The novel is the most popular and therefore the most lucrative medium for the written word. People like a good story, a substantial story, something they can lose themselves in for days, something they can take on holiday with them. When I’m picking a novel myself I go for the writers I’ve enjoyed and engaged with in the past, but I also feel the thickness of the book. There’s no sense paying £6.99 for a thin volume that’s only going to last you an evening, when for the same money you can get a thick wedge of a book that’ll keep you going for a week. But it’s hard producing novels. And when they’re finally written, they leave the muse gasping for breath.
Write too many of them and the block sets in. Suddenly your favourite author’s gone quiet for a bit and then out pops a collection of short stories – after that the poetical sketches, and you know things have gone sour.
I’m being a little cynical here.

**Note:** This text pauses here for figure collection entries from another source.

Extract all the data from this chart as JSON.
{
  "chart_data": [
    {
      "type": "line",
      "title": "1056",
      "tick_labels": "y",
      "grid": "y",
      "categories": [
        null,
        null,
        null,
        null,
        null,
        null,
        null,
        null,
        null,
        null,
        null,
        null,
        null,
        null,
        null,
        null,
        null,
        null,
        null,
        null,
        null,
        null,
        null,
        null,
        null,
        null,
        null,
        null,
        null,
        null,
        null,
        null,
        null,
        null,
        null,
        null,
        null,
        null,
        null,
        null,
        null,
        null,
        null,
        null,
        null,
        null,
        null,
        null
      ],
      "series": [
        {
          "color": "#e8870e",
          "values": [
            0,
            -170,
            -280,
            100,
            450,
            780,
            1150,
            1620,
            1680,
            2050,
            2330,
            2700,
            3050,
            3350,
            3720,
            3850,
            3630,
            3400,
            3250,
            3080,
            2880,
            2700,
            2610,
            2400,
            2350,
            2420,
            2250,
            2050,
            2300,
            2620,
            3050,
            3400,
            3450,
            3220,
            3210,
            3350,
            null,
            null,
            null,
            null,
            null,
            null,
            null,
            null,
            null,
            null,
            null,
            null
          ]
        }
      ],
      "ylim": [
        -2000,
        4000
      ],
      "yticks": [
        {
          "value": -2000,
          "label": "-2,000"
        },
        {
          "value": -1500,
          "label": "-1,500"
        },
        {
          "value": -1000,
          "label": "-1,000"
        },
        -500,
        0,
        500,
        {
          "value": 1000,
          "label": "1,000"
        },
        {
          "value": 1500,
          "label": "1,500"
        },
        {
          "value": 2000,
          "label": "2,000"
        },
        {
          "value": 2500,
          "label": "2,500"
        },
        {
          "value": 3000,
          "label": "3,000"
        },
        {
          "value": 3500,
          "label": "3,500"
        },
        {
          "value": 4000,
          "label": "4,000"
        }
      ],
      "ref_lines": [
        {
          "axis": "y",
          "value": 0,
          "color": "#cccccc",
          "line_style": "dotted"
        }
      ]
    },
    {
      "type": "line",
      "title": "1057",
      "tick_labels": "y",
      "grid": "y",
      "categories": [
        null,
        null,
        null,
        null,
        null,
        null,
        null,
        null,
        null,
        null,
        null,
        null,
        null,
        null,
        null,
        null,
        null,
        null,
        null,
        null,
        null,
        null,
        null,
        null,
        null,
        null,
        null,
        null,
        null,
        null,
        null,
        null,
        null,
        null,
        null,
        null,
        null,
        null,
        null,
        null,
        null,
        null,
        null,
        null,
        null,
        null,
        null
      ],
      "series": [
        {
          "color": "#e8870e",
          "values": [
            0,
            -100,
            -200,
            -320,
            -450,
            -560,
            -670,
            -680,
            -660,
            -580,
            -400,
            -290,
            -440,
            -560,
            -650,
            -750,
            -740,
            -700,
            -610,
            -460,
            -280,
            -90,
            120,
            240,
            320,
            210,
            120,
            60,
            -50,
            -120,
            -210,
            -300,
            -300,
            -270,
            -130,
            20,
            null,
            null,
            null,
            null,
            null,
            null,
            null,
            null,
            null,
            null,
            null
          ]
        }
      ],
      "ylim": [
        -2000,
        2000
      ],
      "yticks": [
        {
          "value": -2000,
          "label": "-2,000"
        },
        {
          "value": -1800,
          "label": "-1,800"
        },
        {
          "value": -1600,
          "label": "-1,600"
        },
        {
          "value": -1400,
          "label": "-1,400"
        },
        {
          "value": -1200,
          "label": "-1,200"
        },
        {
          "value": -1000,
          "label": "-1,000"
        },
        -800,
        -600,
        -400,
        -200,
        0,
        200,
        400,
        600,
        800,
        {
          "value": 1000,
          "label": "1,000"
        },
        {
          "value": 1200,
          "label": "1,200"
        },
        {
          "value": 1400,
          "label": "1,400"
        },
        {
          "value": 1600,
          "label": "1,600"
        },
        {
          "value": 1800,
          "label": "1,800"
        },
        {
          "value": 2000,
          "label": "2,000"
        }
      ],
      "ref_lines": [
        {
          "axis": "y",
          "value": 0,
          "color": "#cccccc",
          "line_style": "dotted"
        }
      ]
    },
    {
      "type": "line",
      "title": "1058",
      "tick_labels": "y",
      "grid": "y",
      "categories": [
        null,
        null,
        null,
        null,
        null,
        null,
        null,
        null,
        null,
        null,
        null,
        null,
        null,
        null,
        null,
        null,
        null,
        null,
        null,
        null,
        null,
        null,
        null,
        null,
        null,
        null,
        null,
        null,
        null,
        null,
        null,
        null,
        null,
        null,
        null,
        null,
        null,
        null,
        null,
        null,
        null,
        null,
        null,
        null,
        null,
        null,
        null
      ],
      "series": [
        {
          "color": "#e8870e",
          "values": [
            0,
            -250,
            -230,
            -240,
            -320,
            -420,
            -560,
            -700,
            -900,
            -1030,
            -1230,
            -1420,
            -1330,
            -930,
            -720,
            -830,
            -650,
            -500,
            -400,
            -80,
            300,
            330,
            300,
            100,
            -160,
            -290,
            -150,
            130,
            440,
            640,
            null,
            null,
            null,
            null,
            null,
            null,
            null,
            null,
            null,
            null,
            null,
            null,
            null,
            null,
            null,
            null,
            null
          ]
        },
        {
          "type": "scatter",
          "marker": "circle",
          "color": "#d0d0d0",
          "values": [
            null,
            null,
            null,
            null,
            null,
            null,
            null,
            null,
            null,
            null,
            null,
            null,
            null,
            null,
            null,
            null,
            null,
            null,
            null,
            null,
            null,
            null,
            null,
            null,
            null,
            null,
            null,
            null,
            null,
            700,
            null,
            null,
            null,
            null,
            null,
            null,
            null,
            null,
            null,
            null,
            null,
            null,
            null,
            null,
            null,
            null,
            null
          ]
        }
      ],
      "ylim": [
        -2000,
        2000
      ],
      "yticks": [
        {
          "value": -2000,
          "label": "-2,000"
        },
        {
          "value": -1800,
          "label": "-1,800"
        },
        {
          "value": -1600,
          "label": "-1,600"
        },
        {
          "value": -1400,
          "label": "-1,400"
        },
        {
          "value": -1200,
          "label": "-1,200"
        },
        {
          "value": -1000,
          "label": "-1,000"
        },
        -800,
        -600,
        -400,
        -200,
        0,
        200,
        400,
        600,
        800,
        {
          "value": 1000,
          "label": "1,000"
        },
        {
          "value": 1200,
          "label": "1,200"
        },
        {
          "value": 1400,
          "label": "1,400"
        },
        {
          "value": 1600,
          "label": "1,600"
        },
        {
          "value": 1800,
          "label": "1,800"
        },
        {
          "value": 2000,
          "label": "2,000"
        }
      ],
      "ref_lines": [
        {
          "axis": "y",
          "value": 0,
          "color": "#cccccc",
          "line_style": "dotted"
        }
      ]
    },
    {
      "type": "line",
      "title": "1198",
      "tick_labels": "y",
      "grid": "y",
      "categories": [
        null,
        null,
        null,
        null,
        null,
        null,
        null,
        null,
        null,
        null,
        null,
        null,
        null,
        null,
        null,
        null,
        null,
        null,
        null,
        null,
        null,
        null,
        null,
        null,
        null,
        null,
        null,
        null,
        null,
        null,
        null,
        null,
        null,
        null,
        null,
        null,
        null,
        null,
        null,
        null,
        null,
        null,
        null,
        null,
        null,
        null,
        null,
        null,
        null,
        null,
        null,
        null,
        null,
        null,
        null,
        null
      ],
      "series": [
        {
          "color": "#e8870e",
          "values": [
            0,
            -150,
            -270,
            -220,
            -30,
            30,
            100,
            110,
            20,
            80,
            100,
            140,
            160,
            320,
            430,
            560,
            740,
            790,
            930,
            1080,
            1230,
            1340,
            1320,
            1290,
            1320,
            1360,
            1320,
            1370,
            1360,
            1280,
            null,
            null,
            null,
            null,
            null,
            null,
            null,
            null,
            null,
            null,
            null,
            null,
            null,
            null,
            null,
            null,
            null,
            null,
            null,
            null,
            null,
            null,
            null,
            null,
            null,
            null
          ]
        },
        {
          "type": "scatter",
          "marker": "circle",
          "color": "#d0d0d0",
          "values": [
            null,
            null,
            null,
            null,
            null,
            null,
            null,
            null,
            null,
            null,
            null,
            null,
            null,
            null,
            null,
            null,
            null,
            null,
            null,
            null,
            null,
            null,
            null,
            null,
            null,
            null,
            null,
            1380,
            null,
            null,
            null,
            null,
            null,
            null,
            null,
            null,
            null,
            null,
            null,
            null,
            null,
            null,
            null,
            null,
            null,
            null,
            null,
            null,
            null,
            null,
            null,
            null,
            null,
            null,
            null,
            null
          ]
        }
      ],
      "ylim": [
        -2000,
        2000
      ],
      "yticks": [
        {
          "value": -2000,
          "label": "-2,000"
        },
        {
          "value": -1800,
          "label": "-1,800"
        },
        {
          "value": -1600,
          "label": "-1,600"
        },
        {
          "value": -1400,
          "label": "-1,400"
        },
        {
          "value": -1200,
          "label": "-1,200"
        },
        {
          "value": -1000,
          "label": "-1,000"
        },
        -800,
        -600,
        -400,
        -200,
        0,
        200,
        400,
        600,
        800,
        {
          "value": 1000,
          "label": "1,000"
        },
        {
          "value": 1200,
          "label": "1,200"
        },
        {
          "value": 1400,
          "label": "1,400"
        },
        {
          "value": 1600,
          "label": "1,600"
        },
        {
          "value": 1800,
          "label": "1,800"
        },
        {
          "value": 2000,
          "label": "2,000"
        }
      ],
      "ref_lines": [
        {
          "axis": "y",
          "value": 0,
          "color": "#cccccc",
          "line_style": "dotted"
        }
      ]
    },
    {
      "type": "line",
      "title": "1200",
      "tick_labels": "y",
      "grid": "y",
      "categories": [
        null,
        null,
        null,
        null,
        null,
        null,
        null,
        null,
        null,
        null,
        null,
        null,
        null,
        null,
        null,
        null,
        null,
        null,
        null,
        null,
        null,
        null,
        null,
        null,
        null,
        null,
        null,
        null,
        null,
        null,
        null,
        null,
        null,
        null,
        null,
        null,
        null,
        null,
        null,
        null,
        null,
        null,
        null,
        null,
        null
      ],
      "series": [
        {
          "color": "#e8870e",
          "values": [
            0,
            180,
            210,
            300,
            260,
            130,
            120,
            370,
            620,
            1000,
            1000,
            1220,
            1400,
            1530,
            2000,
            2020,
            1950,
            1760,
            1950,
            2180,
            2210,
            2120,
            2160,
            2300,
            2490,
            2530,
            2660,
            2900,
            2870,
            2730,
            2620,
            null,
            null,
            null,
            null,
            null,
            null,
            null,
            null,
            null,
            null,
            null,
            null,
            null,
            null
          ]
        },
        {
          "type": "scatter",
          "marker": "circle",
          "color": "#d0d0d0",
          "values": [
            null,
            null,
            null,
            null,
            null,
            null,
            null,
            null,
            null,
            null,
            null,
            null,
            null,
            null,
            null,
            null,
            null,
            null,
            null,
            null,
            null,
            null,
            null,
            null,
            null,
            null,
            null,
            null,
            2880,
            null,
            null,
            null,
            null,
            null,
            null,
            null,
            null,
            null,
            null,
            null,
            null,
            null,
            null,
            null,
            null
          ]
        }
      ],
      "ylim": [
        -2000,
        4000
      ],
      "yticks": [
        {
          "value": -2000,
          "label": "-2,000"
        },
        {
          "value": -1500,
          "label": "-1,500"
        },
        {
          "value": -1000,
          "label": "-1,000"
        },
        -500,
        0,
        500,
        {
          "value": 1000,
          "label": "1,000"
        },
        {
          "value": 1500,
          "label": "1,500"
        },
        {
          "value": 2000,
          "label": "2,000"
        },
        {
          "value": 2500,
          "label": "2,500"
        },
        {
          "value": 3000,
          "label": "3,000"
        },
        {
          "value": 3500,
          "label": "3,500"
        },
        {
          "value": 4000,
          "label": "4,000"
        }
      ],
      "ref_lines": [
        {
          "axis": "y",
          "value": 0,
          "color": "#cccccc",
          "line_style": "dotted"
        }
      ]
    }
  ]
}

You can make a bit of money with poetry – publishing it, criticising it, teaching people how to do it, even reading it aloud at public gatherings, but the one thing you cannot do is make any money by the soul baring, gut wrenching business of actually writing it.
These are my more recent poems, self published and hosted from my public Dropbox folder – a poetical sketchbook, a view on the world through my window. Click on the cover to get the book – epub version only.
The need to write is a mystery.
The need to write poetry the biggest mystery of them all.